Fast forward a few months. In that time, I went through two knee surgeries that I really didn’t need because I so desperately wanted to return to running. The surgeries left me weak and inflexible, and they killed my spirit. I am a very active person. I couldn’t do anything without pain. The PT and the doctors were not helping. I again returned to yoga. This time, I discovered Baptiste yoga. I had no idea what it was going in. I loved the pacing of it, flowing through sun salutations. Getting my heart rate up and sweating was exactly what I needed. As the weeks went on, I was excited for class. I slowly became more flexible. I learned to love the stillness of savasana. And, running slowly came back to me, but I didn’t drop the yoga as a result; I did more.

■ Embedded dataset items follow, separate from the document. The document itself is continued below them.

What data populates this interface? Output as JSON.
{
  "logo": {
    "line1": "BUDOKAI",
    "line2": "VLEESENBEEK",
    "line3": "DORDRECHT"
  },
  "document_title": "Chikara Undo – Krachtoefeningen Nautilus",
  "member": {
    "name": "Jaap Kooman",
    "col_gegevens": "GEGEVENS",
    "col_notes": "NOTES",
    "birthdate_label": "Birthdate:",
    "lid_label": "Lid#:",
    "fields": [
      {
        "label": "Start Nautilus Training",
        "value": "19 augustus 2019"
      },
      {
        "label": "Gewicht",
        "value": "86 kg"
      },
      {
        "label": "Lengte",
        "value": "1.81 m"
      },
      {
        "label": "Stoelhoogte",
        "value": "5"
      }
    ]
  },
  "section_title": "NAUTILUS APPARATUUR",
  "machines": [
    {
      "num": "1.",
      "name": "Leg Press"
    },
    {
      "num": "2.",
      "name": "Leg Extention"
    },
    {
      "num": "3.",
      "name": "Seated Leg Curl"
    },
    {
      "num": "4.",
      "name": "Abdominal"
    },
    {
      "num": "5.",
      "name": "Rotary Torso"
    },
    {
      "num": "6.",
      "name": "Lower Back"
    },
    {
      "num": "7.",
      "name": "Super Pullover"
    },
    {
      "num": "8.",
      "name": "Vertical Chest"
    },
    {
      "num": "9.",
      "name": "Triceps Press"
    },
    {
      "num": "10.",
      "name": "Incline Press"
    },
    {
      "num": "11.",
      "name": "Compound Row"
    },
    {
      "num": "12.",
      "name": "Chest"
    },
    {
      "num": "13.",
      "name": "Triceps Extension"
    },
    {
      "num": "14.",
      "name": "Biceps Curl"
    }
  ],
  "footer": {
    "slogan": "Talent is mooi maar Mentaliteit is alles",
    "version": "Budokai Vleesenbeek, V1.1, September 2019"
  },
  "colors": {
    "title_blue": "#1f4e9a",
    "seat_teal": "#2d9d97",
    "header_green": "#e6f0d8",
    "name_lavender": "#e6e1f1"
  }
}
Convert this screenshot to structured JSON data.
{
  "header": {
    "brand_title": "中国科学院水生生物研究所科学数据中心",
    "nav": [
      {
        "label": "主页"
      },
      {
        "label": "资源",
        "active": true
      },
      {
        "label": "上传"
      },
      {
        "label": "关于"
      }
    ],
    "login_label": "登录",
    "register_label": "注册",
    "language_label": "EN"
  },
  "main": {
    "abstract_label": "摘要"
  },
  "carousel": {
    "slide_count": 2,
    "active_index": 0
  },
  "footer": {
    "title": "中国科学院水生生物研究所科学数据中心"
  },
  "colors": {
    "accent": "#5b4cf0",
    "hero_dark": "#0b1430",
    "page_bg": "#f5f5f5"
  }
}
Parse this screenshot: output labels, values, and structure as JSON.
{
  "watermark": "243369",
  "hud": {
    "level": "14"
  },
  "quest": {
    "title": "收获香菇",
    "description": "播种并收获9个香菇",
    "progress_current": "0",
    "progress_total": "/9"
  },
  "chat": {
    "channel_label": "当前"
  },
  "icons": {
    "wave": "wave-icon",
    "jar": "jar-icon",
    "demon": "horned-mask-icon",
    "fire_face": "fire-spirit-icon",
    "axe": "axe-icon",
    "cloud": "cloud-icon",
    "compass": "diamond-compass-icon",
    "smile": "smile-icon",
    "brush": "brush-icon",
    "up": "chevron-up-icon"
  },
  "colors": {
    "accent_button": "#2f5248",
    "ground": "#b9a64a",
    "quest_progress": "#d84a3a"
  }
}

So, after 2.5 years of being a dedicated yogi, I cannot say enough about how much I love yoga. Yoga allows me to feel terribly human, yet superhuman all at the same time. I feel the strengths and limitations of my own body, and I have learned to embrace the strong and the weak through my practice. There are days where I can’t keep my balance in Eagle, which is frustrating. But then, I nail an arm balance, and it is beautiful and amazing, and I can’t believe I have the strength to pull it off, and yet I do. I love the Baptiste style of literally opening up. We raise our hearts and gaze to the sky physically and mentally at the same time. This is transferred to other areas of my life; I am more open to possibility. Yoga has allowed me to resist the things that used to confine me.
But it goes beyond me. What the most amazing gift yoga has given to me are my fellow yogis and the community and energy we manifest in class. There is no judgment. There is love and support and friendship. We are serious at times, but we have fun and laugh. We play like kids on our mats.
Now I am one of those more advanced yogis that I used to admire when I started out. And I am glad that I arrived here, but I am excited that there is always more to learn. And I have loved the journey that got me to this point. I tell everyone I know to try yoga. I would say not to fear the “f’ word- “flexibility.” I will never be super flexible, but I have grown, and have learned to work around the limitations that my physical body presents. I say that when you feel scared of flexibility, focus on the strength and balance, the things you can control. The flexibility will come in time.